No reservations are permitted except those expressly authorised in this Convention.
(1) This Convention enters into force on the first day of the month following the expiration of twelve months after the date of deposit of the tenth instrument of ratification, acceptance, approval or accession.
(2) When a State ratifies, accepts, approves or accedes to this Convention after the deposit of the tenth instrument of ratification, acceptance, approval or accession, this Convention enters into force in respect of that State on the first day of the month following the expiration of twelve months after the date of the deposit of its instrument of ratification, acceptance, approval or accession.
This Convention applies when the agent offers to sell or purchase or accepts an offer of sale or purchase on or after the date when the Convention enters into force in respect of the Contracting State referred to in Article 2, paragraph 1.
(1) A Contracting State may denounce this Convention by a formal notification in writing to the depositary.

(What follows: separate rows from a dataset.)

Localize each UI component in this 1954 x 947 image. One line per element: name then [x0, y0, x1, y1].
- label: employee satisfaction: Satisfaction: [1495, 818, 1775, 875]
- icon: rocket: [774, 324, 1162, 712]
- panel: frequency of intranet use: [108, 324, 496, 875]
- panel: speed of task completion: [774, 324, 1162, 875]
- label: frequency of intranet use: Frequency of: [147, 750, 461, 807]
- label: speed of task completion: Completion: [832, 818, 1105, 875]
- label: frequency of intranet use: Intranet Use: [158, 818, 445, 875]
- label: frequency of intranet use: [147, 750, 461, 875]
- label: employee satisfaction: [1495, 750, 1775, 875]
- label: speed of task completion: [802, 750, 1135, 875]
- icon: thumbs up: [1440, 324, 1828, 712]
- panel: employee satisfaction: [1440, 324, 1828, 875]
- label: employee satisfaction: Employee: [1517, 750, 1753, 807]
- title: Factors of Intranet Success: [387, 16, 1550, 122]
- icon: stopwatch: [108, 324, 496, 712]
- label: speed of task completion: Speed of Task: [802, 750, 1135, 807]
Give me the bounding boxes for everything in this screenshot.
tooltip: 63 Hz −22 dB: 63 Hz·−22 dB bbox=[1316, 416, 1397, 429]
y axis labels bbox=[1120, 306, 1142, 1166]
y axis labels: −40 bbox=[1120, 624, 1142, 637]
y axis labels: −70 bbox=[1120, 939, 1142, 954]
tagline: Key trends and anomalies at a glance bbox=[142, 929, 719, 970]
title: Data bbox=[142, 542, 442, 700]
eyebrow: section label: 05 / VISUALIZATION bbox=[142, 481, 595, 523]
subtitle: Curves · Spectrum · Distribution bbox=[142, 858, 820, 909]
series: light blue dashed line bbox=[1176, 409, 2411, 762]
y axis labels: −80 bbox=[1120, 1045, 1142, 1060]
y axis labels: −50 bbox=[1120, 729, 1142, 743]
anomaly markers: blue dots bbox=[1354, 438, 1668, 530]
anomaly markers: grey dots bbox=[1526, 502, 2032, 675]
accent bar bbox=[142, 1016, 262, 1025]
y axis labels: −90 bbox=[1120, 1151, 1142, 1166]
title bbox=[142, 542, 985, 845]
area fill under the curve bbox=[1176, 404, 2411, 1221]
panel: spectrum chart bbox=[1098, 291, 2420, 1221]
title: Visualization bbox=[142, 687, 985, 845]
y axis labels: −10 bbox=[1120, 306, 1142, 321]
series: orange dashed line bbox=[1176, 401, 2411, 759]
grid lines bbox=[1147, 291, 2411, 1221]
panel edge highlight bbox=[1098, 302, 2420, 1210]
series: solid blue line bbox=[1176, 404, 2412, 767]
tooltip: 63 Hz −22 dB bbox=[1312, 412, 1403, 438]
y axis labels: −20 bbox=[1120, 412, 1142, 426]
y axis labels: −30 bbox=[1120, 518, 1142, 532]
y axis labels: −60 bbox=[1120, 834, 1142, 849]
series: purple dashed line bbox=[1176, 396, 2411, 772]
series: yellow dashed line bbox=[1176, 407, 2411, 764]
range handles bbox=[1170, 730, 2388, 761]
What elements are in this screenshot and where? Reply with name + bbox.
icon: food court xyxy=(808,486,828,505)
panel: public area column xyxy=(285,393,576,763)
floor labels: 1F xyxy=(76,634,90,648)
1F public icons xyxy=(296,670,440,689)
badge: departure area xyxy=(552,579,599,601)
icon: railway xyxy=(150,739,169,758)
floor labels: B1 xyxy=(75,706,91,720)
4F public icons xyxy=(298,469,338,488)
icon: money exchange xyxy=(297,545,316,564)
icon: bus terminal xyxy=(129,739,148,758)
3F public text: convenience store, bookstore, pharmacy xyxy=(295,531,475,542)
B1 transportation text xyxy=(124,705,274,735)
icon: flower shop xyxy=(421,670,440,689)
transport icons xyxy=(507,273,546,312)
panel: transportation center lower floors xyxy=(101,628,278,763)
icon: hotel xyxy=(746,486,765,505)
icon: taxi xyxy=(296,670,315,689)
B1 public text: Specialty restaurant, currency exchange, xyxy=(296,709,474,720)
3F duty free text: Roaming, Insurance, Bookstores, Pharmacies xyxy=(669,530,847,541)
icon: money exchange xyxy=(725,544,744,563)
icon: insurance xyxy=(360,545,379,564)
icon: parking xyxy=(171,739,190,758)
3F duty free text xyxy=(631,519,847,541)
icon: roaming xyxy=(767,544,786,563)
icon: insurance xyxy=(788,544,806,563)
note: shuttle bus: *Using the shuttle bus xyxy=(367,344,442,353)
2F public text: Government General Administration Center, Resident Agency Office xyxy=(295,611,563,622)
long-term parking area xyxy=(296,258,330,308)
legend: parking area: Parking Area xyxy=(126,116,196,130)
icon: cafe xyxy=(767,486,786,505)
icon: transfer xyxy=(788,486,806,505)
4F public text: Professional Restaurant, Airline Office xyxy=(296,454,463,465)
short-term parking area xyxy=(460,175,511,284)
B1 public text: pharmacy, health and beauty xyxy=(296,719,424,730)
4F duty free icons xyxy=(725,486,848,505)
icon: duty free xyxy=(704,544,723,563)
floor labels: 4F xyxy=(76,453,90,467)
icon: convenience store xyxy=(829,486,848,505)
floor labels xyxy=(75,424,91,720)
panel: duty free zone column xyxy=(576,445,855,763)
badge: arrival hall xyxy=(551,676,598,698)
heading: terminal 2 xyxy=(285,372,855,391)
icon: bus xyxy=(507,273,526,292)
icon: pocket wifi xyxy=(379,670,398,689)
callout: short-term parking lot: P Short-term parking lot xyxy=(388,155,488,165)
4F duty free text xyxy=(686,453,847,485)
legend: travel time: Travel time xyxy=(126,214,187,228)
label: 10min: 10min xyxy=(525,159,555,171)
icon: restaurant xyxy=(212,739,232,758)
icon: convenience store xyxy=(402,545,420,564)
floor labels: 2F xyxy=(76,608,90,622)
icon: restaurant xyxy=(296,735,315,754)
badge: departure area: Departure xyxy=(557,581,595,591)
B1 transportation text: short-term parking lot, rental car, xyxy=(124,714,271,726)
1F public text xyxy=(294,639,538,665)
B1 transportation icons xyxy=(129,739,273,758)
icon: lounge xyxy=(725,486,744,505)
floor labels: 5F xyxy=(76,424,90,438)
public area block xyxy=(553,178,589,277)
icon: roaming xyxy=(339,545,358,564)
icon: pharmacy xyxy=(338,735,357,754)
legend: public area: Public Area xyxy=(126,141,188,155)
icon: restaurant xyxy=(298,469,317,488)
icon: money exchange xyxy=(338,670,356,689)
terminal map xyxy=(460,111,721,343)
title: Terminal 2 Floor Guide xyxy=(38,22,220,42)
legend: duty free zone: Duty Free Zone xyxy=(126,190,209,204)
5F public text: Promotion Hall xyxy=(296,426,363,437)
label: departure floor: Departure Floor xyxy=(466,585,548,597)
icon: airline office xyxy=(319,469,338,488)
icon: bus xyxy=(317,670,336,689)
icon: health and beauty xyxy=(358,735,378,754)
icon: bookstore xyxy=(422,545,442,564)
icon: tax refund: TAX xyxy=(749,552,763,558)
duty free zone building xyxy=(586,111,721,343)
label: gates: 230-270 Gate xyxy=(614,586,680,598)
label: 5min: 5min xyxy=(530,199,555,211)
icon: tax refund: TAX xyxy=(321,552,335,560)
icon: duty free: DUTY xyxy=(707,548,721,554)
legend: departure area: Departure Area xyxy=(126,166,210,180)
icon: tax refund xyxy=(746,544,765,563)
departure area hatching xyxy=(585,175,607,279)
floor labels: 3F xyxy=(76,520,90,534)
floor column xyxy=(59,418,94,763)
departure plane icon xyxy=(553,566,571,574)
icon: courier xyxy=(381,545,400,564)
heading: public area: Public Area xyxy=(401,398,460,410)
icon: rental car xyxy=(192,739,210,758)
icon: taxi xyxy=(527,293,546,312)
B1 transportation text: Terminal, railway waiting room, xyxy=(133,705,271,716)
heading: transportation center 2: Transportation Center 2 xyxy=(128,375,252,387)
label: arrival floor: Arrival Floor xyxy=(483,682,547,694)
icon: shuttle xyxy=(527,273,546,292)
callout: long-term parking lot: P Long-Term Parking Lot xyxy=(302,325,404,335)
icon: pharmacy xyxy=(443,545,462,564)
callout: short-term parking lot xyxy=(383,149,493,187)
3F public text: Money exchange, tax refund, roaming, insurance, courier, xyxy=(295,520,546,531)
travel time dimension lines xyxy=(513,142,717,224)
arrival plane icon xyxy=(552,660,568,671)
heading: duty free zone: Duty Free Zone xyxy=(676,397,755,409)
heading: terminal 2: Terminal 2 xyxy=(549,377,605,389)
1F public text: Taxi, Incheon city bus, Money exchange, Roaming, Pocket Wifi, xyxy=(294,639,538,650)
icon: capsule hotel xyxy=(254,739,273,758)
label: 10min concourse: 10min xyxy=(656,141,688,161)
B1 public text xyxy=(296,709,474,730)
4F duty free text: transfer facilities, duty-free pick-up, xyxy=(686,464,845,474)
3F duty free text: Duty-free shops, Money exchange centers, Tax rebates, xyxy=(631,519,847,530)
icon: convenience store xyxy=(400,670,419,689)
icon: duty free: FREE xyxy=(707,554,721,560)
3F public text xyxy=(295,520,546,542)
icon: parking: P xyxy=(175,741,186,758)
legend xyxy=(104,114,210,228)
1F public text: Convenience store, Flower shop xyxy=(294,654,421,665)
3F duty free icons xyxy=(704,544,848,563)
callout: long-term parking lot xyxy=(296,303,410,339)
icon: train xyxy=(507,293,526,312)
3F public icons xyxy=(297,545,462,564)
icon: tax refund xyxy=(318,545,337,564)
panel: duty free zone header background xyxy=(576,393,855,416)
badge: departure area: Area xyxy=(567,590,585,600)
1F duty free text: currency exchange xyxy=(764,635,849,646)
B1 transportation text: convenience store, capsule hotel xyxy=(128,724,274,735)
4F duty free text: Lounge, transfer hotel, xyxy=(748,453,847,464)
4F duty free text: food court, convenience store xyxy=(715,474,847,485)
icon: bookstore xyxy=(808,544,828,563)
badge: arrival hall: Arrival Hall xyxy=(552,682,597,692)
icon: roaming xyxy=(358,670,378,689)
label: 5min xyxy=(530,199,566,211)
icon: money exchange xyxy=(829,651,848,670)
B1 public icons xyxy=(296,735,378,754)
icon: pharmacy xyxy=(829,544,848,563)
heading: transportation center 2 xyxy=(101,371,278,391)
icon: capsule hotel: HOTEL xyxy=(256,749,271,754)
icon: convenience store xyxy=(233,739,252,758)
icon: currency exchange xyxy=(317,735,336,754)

(2) The denunciation takes effect on the first day of the month following the expiration of twelve months after the notification is received by the depositary. Where a longer period for the denunciation to take effect is specified in the notification, the denunciation takes effect upon the expiration of such longer period after the notification is received by the depositary.
IN WITNESS WHEREOF the undersigned plenipotentiaries, being duly authorized by their respective Governments, have signed this Convention.
DONE at Geneva this seventeenth day of February, one thousand nine hundred and eighty-three, in a single original, of which the English and French texts are equally authentic.